All three of these conditions share a common thread: food isn’t being properly broken down and absorbed before it reaches the colon. When more undigested material arrives there, bacteria produce more gas, and more of it contains sulfur compounds.
Antibiotics and Medications
If your gas suddenly started smelling worse after starting a new medication, that’s likely not a coincidence. Antibiotics are the most common offender because they kill off beneficial gut bacteria alongside the harmful ones. That temporary imbalance lets certain gas-producing species flourish, sometimes dramatically changing how your gas smells for weeks. In some cases, antibiotics can trigger an overgrowth of a bacterium called C. diff, which causes particularly foul-smelling gas and diarrhea.

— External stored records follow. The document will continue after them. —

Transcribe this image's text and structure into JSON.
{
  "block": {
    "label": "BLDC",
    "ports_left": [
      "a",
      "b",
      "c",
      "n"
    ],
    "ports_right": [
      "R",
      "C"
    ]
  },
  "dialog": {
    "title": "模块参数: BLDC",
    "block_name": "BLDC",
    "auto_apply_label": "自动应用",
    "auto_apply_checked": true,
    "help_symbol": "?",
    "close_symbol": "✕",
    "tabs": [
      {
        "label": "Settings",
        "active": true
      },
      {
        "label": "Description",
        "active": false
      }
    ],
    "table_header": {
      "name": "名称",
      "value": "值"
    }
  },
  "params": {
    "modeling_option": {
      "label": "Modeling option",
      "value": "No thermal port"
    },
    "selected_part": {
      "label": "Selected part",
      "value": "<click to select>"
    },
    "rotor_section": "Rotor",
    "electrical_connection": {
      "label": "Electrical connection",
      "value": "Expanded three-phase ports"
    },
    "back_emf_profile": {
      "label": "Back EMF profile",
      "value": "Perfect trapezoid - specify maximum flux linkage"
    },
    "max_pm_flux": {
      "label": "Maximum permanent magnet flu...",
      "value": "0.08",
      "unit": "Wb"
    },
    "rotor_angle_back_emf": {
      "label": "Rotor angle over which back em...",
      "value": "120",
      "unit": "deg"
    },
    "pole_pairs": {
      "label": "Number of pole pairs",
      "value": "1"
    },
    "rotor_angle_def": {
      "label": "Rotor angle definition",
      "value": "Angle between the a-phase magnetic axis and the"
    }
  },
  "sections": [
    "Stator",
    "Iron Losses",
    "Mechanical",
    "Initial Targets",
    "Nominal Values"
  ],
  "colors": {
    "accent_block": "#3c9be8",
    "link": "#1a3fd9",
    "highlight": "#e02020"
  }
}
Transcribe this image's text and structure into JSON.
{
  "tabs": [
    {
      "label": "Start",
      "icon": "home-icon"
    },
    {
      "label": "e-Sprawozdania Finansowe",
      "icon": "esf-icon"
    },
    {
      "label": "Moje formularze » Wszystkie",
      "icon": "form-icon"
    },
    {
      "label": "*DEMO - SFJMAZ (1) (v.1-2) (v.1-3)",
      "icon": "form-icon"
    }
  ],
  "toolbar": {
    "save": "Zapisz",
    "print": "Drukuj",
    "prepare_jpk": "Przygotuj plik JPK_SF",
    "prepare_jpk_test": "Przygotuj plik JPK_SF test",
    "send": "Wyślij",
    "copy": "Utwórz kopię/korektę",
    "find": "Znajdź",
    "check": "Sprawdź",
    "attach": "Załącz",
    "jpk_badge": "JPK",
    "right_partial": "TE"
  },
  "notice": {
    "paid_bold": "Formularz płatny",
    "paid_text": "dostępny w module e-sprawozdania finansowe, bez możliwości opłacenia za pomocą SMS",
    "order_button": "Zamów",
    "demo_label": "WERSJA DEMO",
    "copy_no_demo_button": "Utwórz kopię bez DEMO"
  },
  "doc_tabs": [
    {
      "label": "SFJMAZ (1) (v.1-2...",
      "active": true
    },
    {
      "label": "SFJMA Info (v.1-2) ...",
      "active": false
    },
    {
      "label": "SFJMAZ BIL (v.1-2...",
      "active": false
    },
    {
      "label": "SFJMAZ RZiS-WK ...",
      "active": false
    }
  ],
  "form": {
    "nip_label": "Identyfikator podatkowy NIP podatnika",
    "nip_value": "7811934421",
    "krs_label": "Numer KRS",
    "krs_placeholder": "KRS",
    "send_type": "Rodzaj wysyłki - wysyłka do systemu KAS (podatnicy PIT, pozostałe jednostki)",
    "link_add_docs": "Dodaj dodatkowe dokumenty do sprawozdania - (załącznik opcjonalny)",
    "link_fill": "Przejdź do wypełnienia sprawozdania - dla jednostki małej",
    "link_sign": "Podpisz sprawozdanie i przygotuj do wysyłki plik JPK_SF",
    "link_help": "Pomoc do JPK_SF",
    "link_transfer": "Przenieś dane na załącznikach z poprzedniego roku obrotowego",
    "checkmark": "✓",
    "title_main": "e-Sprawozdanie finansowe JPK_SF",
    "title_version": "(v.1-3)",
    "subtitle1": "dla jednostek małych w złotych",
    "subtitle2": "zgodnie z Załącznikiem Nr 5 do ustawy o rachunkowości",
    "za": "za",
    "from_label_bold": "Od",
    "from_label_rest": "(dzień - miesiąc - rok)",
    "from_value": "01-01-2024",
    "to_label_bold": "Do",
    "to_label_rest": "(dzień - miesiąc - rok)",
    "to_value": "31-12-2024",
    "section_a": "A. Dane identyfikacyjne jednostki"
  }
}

Supplements containing sulfur compounds can have a similar effect. Iron supplements are another well-known cause of changes in digestive odor. These effects typically resolve once you stop taking the medication or your gut bacteria rebalance.
What You Can Do About It
The most effective approach is dietary. If you want to reduce the smell, cut back on the sulfur-heavy foods listed above for a few days and see if things improve. This isn’t about eliminating entire food groups permanently. It’s about identifying which specific foods cause the biggest reaction for you, since everyone’s gut bacteria are different.
Eating more slowly and chewing thoroughly can also help. When food is better broken down mechanically before it reaches your intestines, there’s less undigested material for bacteria to ferment. Staying hydrated supports digestion for the same reason.
Probiotics may help restore balance after a course of antibiotics, though the evidence for their effect on gas odor specifically is limited. Reducing carbonated drinks and artificial sweeteners (particularly sugar alcohols like sorbitol and xylitol) can cut down on overall gas volume, which indirectly reduces the amount of smelly gas you produce.
Signs Worth Paying Attention To
Smelly gas on its own is rarely a medical concern. But if it comes paired with other symptoms, it may point to something that needs evaluation. Those symptoms include abdominal pain, unexplained weight loss, persistent diarrhea, fever, blood when you wipe, or a skin rash. The combination matters more than the smell alone. Foul gas plus weight loss, for example, could suggest a malabsorption problem. Foul gas plus chronic diarrhea and bloating after eating bread or pasta could point toward celiac disease or a food intolerance worth testing for.